Première authentique star française de l’après-guerre, le jeune immigré italien de Marseille Yves Montand fut sinon découvert, du moins propulsé au plus haut de l’affiche par Édith Piaf, avant de faire carrière au cinéma et sur toutes les scènes de music-hall du monde. Engagé, aux côtés de son épouse Simone Signoret, dans d’innombrables combats politiques, il représenta pour beaucoup une « conscience » ou, pour d’autres, « un homme qui passait sa vie à se tromper ». Au-delà, il demeure cet acteur immense, touchant au sublime dans des films de Costa-Gavras ou de Claude Sautet. Et l’une des plus grandes voix françaises de la seconde partie du XXe siècle doublée d’un sourire ravageur. Pour le dixième anniversaire de la fin de la guerre, en 1955, Montand offre une interprétation d’anthologie de la chanson historique qu’est « Le chant des partisans ».
Yves Montand
Ami, entends-tu le vol noir des corbeaux sur nos plaines ? Ami, entends-tu les cris sourds du pays qu'on enchaîne ? Ohé ! partisans, ouvriers et paysans, C'est l'alarme ! Ce soir l'ennemi…
Dix ans après la fin de la guerre, la France se reconstruit dans un climat très tendu et un environnement international inquiétant. La promesse de construire la paix est vite oubliée : en Corée, au Viêt-nam, au Guatemala, en Hongrie ce sont les armes qui parlent. À tout instant, l a guerre froide peut se réchauffer : les bombes atomiques font peur. De nombreux scientifiques dont les inventeurs de la bombe ainsi que des artistes se mobilisent pour la paix. Lueur d’espoir : Inde, Egypte et Yougoslavie contestent la rivalité URSS/États-Unis et créent le mouvement des non-alignés, tandis que Maroc et Tunisie deviennent indépendants. Le monde change et le progrès avance : magnétoscope, vaccins, télé couleur et premier disque dur voient le jour.

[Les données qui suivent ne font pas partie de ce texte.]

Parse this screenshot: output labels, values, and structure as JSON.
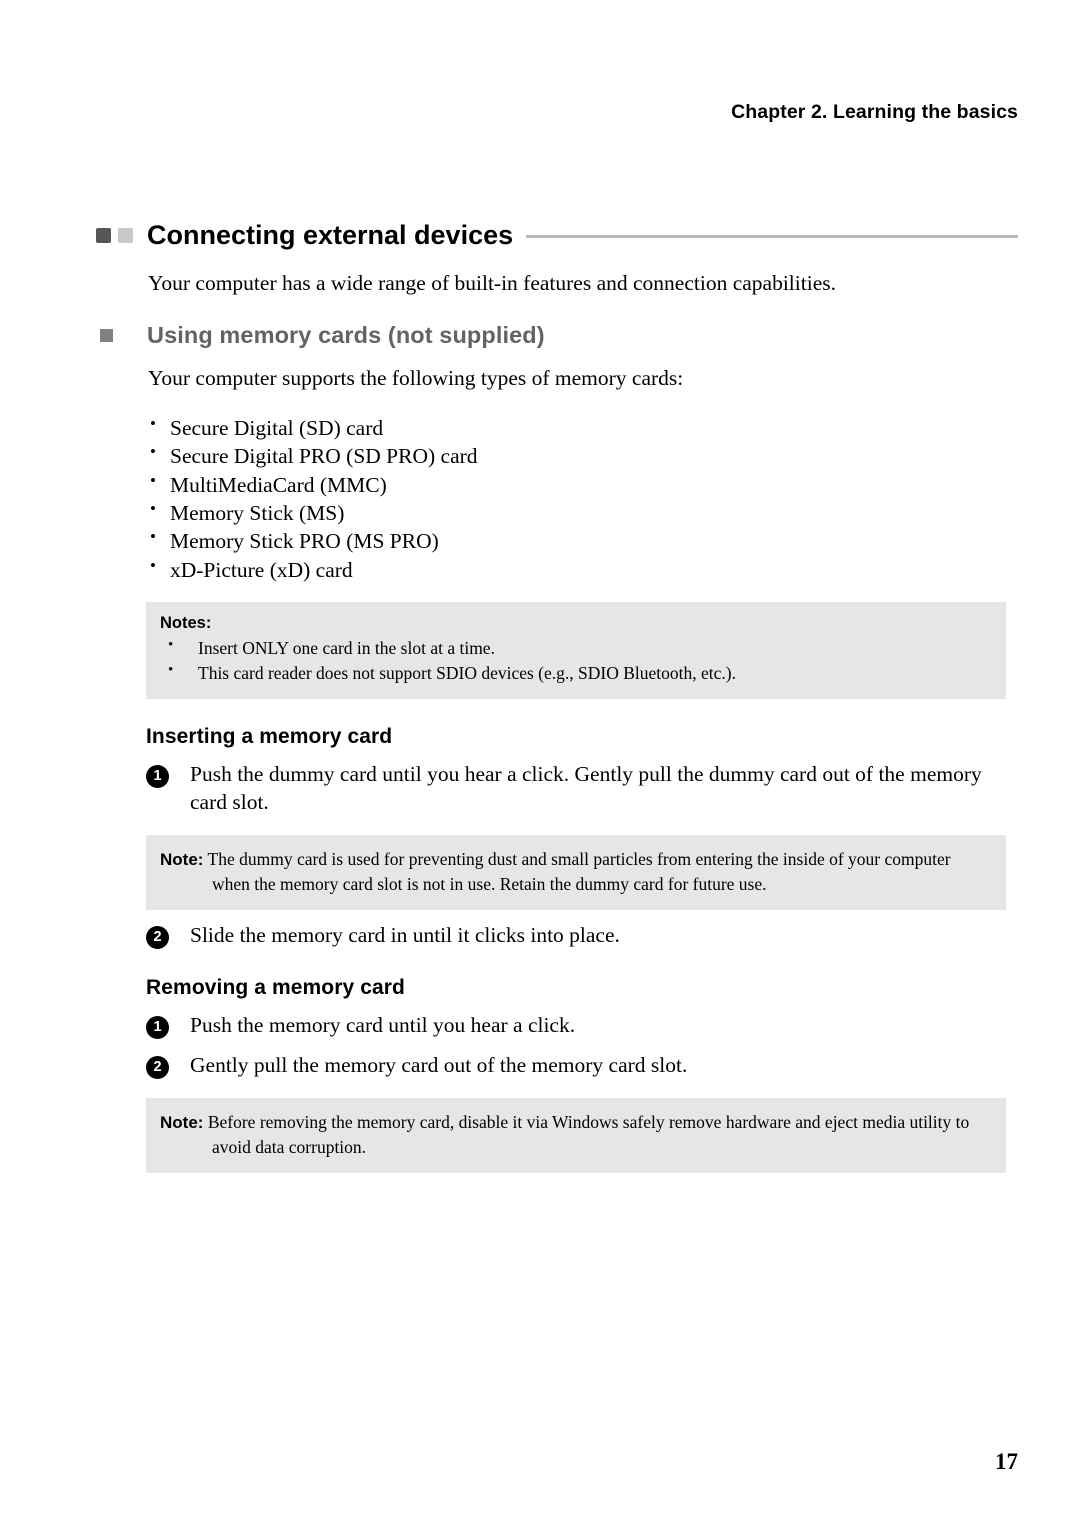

La mélodie simple de cette chanson pourrait l’apparenter à la famille des comptines, ces chansons d’enfance que nous mémorisons aisément et conservons au fond de notre mémoire. En revanche, son rythme binaire évoque les chants de marche, approprié à son texte. Une étonnante mise en scène est suggérée: une colonne de soldats allemands passe et un sifflement invite les partisans cachés dans les fourrés à reprendre leur route. La chanson débute a capella, avant d’être accompagnée d’un accordéon, l’instrument populaire s’il en est. Le chant gagne en amplitude avant le retour menaçant d’une autre colonne allemande, puis s’affirme jusqu’à ce qu’un chœur imposant, évocation de la multitude des partisans enfin rassemblés, vienne conclure dans une emphase libératrice. Cette musique est composée en 1942 par la chanteuse d’origine russe Anna Marly, elle-même engagée dans la résistance.
C’est un chant de mobilisation et de combat, un hymne. Écrites par l’écrivain Joseph Kessel et son neveu Maurice Druon, tous deux résistants, les paroles ne font pas de détour : elles magnifient le combat des partisans, en soulignent la dureté et appellent à y prendre part sous toutes ses formes. Elles sont impitoyables, comme l’est la guerre. Mais ce sont des paroles d’espoir pour ceux qui la sifflent discrètement, comme par défi. La France y est judicieusement évoquée: ouvriers, paysans, mines, collines, paille autant de mots auxquels l’auditeur attachera des images familières, celles de la patrie qu’il faut défendre.
Abondamment diffusé sur la BBC, puis signe de reconnaissance dans les maquis Le chant des partisans est devenu un succès mondial. Le groupe Zebda en a fait une version colorée en 1997, “Motivés”. Le manuscrit original est classé “Monument historique”.